Lisa lived in Jonquil Court, distinguished from Crocus by the wrecked children’s play equipment corralled within a high chain-link fence in one corner. She was a paler, less confident version of Kerri’s picture, with the same length of fair hair cut in the same way, almost as if she had modelled herself on her friend. She confirmed Naomi’s account practically word for word, and agreed to come to Silvermeadow on condition Naomi was going too.
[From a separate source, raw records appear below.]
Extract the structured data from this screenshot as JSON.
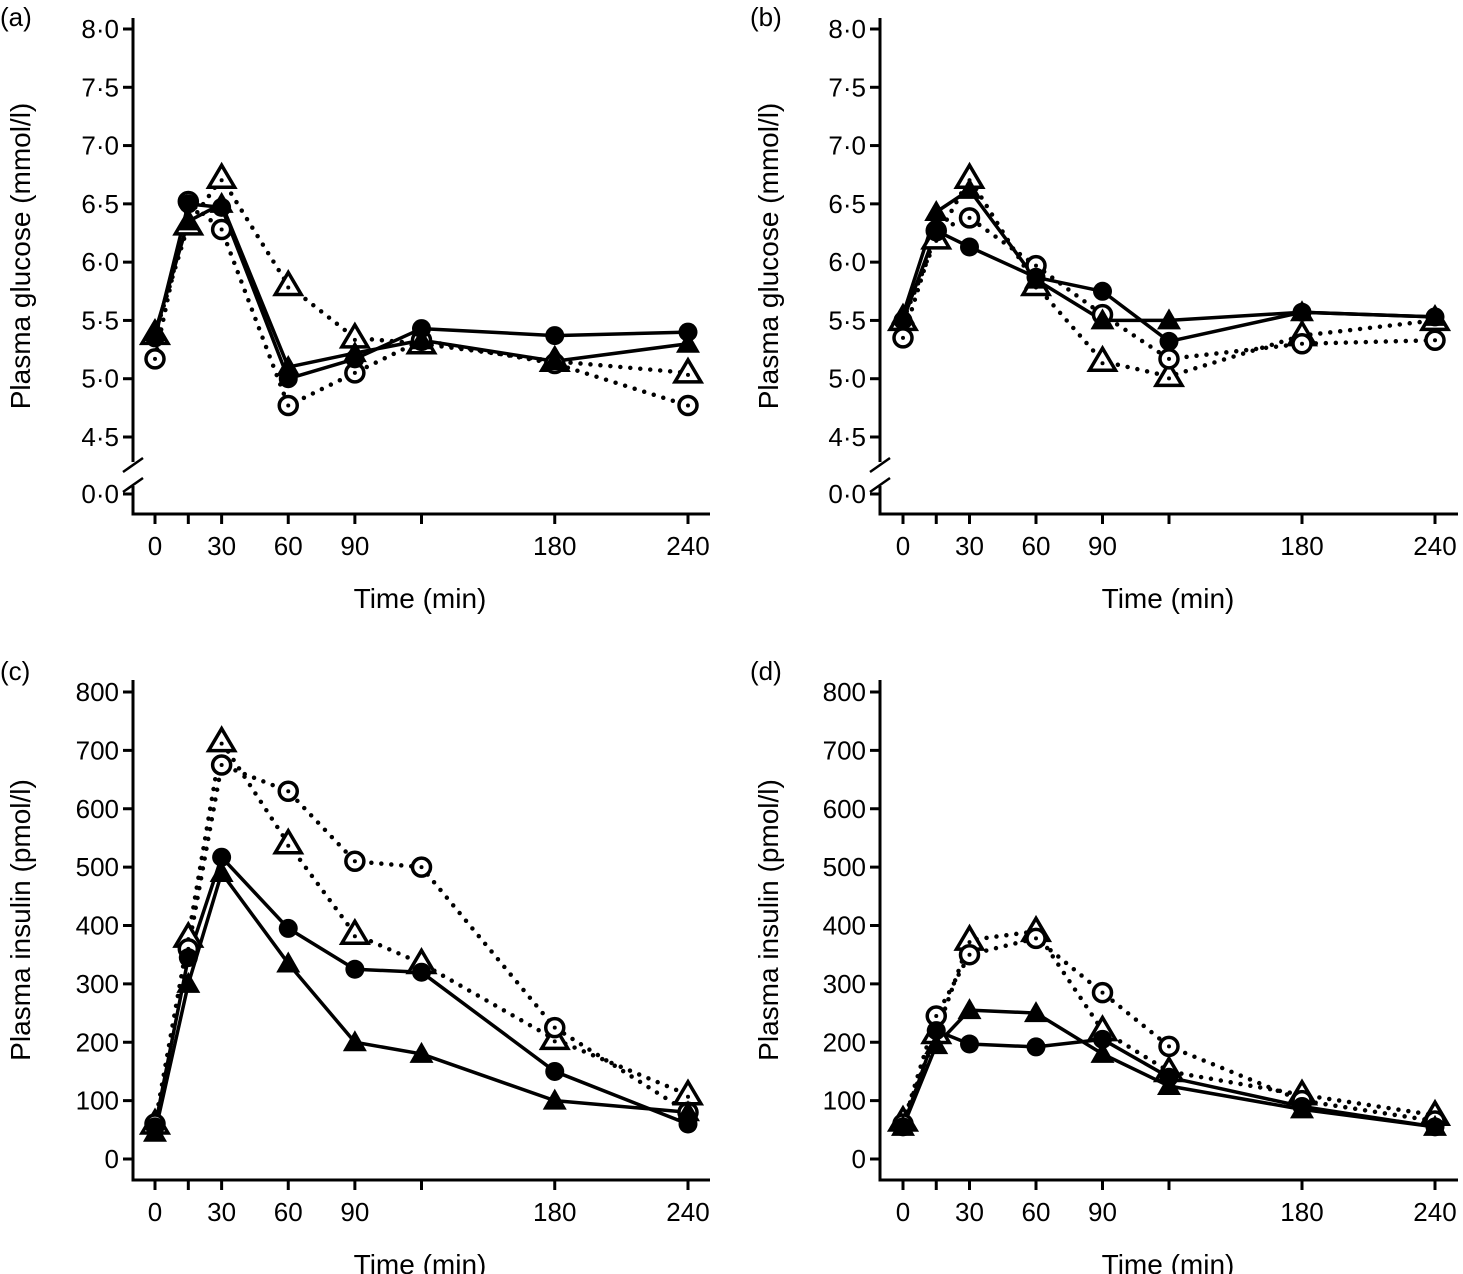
{
  "chart_data": [
    {
      "type": "line",
      "panel_label": "(a)",
      "xlabel": "Time (min)",
      "ylabel": "Plasma glucose (mmol/l)",
      "x": [
        0,
        15,
        30,
        60,
        90,
        120,
        180,
        240
      ],
      "xticks": [
        0,
        30,
        60,
        90,
        180,
        240
      ],
      "xtick_labels": [
        "0",
        "30",
        "60",
        "90",
        "180",
        "240"
      ],
      "yticks": [
        4.5,
        5.0,
        5.5,
        6.0,
        6.5,
        7.0,
        7.5,
        8.0
      ],
      "ytick_labels": [
        "4·5",
        "5·0",
        "5·5",
        "6·0",
        "6·5",
        "7·0",
        "7·5",
        "8·0"
      ],
      "broken_axis": true,
      "break_tick_label": "0·0",
      "ylim": [
        4.5,
        8.0
      ],
      "series": [
        {
          "marker": "open-triangle",
          "line": "dotted",
          "values": [
            5.38,
            6.32,
            6.72,
            5.8,
            5.35,
            5.3,
            5.15,
            5.05
          ]
        },
        {
          "marker": "open-circle",
          "line": "dotted",
          "values": [
            5.17,
            6.52,
            6.28,
            4.77,
            5.05,
            5.33,
            5.13,
            4.77
          ]
        },
        {
          "marker": "filled-triangle",
          "line": "solid",
          "values": [
            5.4,
            6.35,
            6.5,
            5.1,
            5.22,
            5.33,
            5.15,
            5.3
          ]
        },
        {
          "marker": "filled-circle",
          "line": "solid",
          "values": [
            5.35,
            6.5,
            6.47,
            5.0,
            5.17,
            5.43,
            5.37,
            5.4
          ]
        }
      ]
    },
    {
      "type": "line",
      "panel_label": "(b)",
      "xlabel": "Time (min)",
      "ylabel": "Plasma glucose (mmol/l)",
      "x": [
        0,
        15,
        30,
        60,
        90,
        120,
        180,
        240
      ],
      "xticks": [
        0,
        30,
        60,
        90,
        180,
        240
      ],
      "xtick_labels": [
        "0",
        "30",
        "60",
        "90",
        "180",
        "240"
      ],
      "yticks": [
        4.5,
        5.0,
        5.5,
        6.0,
        6.5,
        7.0,
        7.5,
        8.0
      ],
      "ytick_labels": [
        "4·5",
        "5·0",
        "5·5",
        "6·0",
        "6·5",
        "7·0",
        "7·5",
        "8·0"
      ],
      "broken_axis": true,
      "break_tick_label": "0·0",
      "ylim": [
        4.5,
        8.0
      ],
      "series": [
        {
          "marker": "open-triangle",
          "line": "dotted",
          "values": [
            5.5,
            6.2,
            6.72,
            5.8,
            5.15,
            5.02,
            5.37,
            5.5
          ]
        },
        {
          "marker": "open-circle",
          "line": "dotted",
          "values": [
            5.35,
            6.27,
            6.38,
            5.97,
            5.55,
            5.17,
            5.3,
            5.33
          ]
        },
        {
          "marker": "filled-triangle",
          "line": "solid",
          "values": [
            5.55,
            6.43,
            6.62,
            5.85,
            5.5,
            5.5,
            5.57,
            5.53
          ]
        },
        {
          "marker": "filled-circle",
          "line": "solid",
          "values": [
            5.5,
            6.27,
            6.13,
            5.87,
            5.75,
            5.32,
            5.57,
            5.53
          ]
        }
      ]
    },
    {
      "type": "line",
      "panel_label": "(c)",
      "xlabel": "Time (min)",
      "ylabel": "Plasma insulin (pmol/l)",
      "x": [
        0,
        15,
        30,
        60,
        90,
        120,
        180,
        240
      ],
      "xticks": [
        0,
        30,
        60,
        90,
        180,
        240
      ],
      "xtick_labels": [
        "0",
        "30",
        "60",
        "90",
        "180",
        "240"
      ],
      "yticks": [
        0,
        100,
        200,
        300,
        400,
        500,
        600,
        700,
        800
      ],
      "ytick_labels": [
        "0",
        "100",
        "200",
        "300",
        "400",
        "500",
        "600",
        "700",
        "800"
      ],
      "broken_axis": false,
      "ylim": [
        0,
        800
      ],
      "series": [
        {
          "marker": "open-triangle",
          "line": "dotted",
          "values": [
            60,
            380,
            715,
            540,
            385,
            335,
            205,
            110
          ]
        },
        {
          "marker": "open-circle",
          "line": "dotted",
          "values": [
            60,
            360,
            675,
            630,
            510,
            500,
            225,
            80
          ]
        },
        {
          "marker": "filled-triangle",
          "line": "solid",
          "values": [
            45,
            300,
            490,
            335,
            200,
            180,
            100,
            80
          ]
        },
        {
          "marker": "filled-circle",
          "line": "solid",
          "values": [
            55,
            345,
            517,
            395,
            325,
            320,
            150,
            60
          ]
        }
      ]
    },
    {
      "type": "line",
      "panel_label": "(d)",
      "xlabel": "Time (min)",
      "ylabel": "Plasma insulin (pmol/l)",
      "x": [
        0,
        15,
        30,
        60,
        90,
        120,
        180,
        240
      ],
      "xticks": [
        0,
        30,
        60,
        90,
        180,
        240
      ],
      "xtick_labels": [
        "0",
        "30",
        "60",
        "90",
        "180",
        "240"
      ],
      "yticks": [
        0,
        100,
        200,
        300,
        400,
        500,
        600,
        700,
        800
      ],
      "ytick_labels": [
        "0",
        "100",
        "200",
        "300",
        "400",
        "500",
        "600",
        "700",
        "800"
      ],
      "broken_axis": false,
      "ylim": [
        0,
        800
      ],
      "series": [
        {
          "marker": "open-triangle",
          "line": "dotted",
          "values": [
            65,
            215,
            375,
            390,
            220,
            150,
            110,
            75
          ]
        },
        {
          "marker": "open-circle",
          "line": "dotted",
          "values": [
            60,
            245,
            350,
            378,
            285,
            193,
            100,
            65
          ]
        },
        {
          "marker": "filled-triangle",
          "line": "solid",
          "values": [
            55,
            195,
            255,
            250,
            180,
            125,
            85,
            55
          ]
        },
        {
          "marker": "filled-circle",
          "line": "solid",
          "values": [
            55,
            220,
            197,
            192,
            205,
            140,
            90,
            55
          ]
        }
      ]
    }
  ]
}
As Kathy took the girls back to her car she turned it over in her mind. Both of them seemed certain that Kerri had planned to surprise her father. Or perhaps to test him, Kathy thought, picking up on something Lisa had said, that Kerri idolised her dad and made excuses for his absence. For the girl would know, as soon as he opened his front door and saw her standing there, she would know from his expression if he really loved her. What if he’d got wind of it beforehand? Maybe she’d written, hinting at what she intended, and he’d tried to stop her. Or maybe she had reached him and he had tried to bring her back.